Points O,P,A,B,C,D may be moved to vary the figure.
Bug warning. If Q is left in coincidence with A or B, you'll be stuck with an ambiguity if you try to select it again
Proof of lemma. Let D be the origin of the complex plane. Triangle RQD is similar to a fixed triangle EAD. Thus R = cQ for some complex constant c. The lemma follows from linearity.
Proof of theorem. Name the vertices A,B,C so that AC separates D and B. Let E and F be the feet of perpendiculars on AB and BC respectively.
If ∠DCB = π/2, then ∠BAD = π/2 (inscribed quadrilateral), E coincides with A, F coincides with C, and the feet of the three perpendiculars all lie on AC.

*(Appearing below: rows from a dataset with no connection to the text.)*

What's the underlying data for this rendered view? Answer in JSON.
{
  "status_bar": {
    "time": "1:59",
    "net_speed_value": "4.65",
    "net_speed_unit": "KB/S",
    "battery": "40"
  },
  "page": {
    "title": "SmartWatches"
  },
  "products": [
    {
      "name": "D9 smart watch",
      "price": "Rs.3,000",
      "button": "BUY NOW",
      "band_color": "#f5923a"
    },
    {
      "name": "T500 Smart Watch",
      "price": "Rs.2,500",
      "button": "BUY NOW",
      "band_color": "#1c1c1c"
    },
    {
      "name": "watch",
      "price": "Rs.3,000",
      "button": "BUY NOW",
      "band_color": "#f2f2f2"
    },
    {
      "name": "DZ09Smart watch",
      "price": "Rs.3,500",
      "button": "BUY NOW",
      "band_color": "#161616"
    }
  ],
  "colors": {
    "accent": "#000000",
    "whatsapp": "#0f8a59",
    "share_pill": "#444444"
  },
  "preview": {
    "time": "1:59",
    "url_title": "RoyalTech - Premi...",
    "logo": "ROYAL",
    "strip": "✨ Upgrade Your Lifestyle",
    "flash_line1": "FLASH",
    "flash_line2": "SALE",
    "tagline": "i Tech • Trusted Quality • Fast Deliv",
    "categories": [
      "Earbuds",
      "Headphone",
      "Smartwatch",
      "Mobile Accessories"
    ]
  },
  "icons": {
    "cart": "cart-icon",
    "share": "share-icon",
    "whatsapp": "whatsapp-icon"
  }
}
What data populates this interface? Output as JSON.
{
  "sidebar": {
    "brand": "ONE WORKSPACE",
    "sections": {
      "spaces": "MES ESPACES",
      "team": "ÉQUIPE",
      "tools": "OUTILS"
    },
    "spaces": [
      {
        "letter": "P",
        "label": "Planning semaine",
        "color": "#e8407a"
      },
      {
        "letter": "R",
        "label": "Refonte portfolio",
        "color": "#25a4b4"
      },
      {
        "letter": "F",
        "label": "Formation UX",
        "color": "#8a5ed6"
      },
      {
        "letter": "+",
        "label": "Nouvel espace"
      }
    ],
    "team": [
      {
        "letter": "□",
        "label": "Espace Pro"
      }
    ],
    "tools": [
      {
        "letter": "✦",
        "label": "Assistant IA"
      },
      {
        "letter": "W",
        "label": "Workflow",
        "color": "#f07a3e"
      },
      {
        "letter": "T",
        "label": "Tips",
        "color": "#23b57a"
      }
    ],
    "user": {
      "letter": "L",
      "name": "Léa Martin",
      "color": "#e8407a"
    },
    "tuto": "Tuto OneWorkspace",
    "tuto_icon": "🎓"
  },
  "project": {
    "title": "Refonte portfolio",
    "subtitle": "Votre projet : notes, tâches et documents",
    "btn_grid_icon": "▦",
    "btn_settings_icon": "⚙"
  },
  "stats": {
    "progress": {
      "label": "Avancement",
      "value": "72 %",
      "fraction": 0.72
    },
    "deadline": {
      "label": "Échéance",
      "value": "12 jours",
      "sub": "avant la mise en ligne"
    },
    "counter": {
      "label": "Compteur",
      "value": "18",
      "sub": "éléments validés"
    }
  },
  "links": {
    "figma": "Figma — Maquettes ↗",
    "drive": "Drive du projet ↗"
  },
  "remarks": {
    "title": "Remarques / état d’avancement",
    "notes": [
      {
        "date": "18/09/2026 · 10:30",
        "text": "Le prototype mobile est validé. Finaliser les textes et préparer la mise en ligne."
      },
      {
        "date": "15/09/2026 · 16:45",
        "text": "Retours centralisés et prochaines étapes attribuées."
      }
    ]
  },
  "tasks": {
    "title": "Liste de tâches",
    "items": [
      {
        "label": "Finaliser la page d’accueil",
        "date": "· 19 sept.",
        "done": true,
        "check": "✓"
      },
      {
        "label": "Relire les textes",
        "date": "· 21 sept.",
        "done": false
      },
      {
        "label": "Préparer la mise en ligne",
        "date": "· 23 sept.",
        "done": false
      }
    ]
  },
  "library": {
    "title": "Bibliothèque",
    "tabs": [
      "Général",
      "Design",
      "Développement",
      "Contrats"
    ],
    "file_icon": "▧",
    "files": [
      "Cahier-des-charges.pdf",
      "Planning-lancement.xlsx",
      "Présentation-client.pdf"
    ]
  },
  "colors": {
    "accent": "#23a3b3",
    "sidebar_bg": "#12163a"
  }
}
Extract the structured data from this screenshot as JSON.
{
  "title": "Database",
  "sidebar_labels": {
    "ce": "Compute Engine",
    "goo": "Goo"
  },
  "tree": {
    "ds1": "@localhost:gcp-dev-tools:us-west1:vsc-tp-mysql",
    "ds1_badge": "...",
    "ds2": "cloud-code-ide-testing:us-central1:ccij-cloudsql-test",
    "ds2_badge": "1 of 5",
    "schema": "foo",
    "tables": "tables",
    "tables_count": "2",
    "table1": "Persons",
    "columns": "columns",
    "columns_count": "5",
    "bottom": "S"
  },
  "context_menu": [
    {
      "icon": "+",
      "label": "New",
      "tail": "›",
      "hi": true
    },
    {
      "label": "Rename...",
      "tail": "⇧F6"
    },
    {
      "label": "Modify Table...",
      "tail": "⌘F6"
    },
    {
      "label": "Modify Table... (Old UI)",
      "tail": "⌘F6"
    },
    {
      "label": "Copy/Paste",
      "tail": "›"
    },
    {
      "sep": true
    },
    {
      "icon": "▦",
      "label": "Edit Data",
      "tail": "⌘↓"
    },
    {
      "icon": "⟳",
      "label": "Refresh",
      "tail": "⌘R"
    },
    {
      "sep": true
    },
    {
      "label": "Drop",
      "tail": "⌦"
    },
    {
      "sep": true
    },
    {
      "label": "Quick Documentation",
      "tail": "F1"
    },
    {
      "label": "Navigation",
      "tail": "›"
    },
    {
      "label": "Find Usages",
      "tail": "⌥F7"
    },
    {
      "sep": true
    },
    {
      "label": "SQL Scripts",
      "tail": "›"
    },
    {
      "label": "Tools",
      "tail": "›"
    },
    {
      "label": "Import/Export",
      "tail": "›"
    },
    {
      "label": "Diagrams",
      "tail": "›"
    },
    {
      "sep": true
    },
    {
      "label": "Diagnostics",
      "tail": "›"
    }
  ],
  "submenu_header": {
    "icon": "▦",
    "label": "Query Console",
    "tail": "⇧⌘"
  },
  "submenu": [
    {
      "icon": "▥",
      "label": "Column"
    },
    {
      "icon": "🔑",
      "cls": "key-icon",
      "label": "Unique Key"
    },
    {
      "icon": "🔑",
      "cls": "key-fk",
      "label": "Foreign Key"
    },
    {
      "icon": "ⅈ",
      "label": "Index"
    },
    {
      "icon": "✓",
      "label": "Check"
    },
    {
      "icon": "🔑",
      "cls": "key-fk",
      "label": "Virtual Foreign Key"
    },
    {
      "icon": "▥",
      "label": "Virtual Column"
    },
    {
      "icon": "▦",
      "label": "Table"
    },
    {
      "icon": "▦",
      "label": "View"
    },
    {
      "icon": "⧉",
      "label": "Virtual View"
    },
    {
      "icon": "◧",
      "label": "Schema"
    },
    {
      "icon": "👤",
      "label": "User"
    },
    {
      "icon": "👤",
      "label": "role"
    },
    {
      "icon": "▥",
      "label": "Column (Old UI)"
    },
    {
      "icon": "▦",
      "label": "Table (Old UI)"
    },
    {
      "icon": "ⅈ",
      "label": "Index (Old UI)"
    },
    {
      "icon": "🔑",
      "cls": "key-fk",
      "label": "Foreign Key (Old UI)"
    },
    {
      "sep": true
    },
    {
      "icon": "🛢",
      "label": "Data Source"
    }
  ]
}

Otherwise, without loss of generality, assume ∠DCB < π/2 < ∠BAD. Then F lies on the triangle side of AC, while E lies on the opposite side. Since ∠DCB +∠BAD = π = ∠BAD +∠DAE (inscribed quadrilateral; supplementary angles), ∠DCB = ∠DAE and triangle FCD is similar to EAD (and RQD). As Q moves from A to C, taking R from E to F, R must cross AC at some point G, which is the foot of the third perpendicular.
If the condition that DE, DF and DG meet the three sides at right angles is relaxed to "meet the three sides at equal angles", the proof still goes through.